To summarize: As it was pointed out in the comment (and you seem to have anticipated), the rendering of even thousands of rectangles should not be so much an issue in Java2D. Internally, it is using hardware support with DirectX or OpenGL, and you really have to spill lots of antialiased text and complex, textured or gradient-painted shapes onto the screen in order to really slow it down.
That being said, it's really not unlikely that the collision detection is the bottleneck here.
Presumably, the method that you posted is in the Entity
class. And presumably, e.bounds
is a Rectangle2D
. In this case, you could simply test for intersections with
public boolean collides(Entity e) {
return this.bounds.intersects(e.bounds);
}
It is not clear what you wanted to achieve with the creation of the Line2D
objects there, and you should probably explain this in words. (Maybe some sort of "threshold" around the actual bounds?). But you should keep in mind that the intersectsLine
method can be computationally expensive, at least compared to the test that you actually want to do. You should try to boil this down to interval checks.

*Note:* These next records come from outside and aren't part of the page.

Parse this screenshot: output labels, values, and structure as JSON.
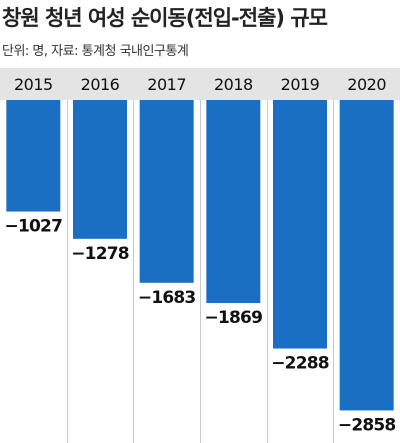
{
  "header": {
    "title": "창원 청년 여성 순이동(전입-전출) 규모",
    "subtitle": "단위: 명, 자료: 통계청 국내인구통계"
  },
  "colors": {
    "bar": "#1a6fc2",
    "axis_band": "#e4e4e4",
    "gridline": "#c8c8c8",
    "text": "#111111"
  },
  "chart_data": {
    "type": "bar",
    "categories": [
      "2015",
      "2016",
      "2017",
      "2018",
      "2019",
      "2020"
    ],
    "values": [
      -1027,
      -1278,
      -1683,
      -1869,
      -2288,
      -2858
    ],
    "value_labels": [
      "−1027",
      "−1278",
      "−1683",
      "−1869",
      "−2288",
      "−2858"
    ],
    "ylim": [
      -2900,
      0
    ],
    "grid": "vertical",
    "legend": "none"
  }
}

But even if you do this sort of (micro?-)optimizations to your collides
method, the problem may be a more general one: From what you have written so far, one has to assume that you are testing each entity for collisions with each other entity, and this method is called in a loop like
for (int i=0; i<allEntities.size(); i++)
{
for (int j=i+1; j<allEntities.size(); j++)
{
Entity ei = allEntities.get(i);
Entity ej = allEntities.get(j);
if (ei.collides(ej)) handleCollision();
}
}
If this is the case, no optimization of the implementation will help you, because the problem lies in the asymptotic complexity: The number of intersection tests (that is, the number of calls to the collides
-method) grows quadratically with the number of objects. For 500 objects, you'll have to do do ~125.000 calls to the method. That's already quite a lot, and could hardly be done 60 times per second. But for 5000 objects, you don't need 1.250.000 calls, but 12.500.000 - this is 100 times as many, and of course, impossible to do at 60 FPS.
There are sophisticated data structures for the (pairwise) collision detection of so many objects. Unfortunately, "sophisticated" here often means "horribly complicated to implement". Bounding Volume Hierarchies may be one approach that can help to accelerate the collision detection with reasonable effort. But if you have "many" and "small" objects that are in a "small" space, Spatial Hashing may be the more appropriate solution. You can quickly find tutorials/blog entries and sample code using this keyword, one example is at Spatial hashing implementation for fast 2D collisions, but there are several others.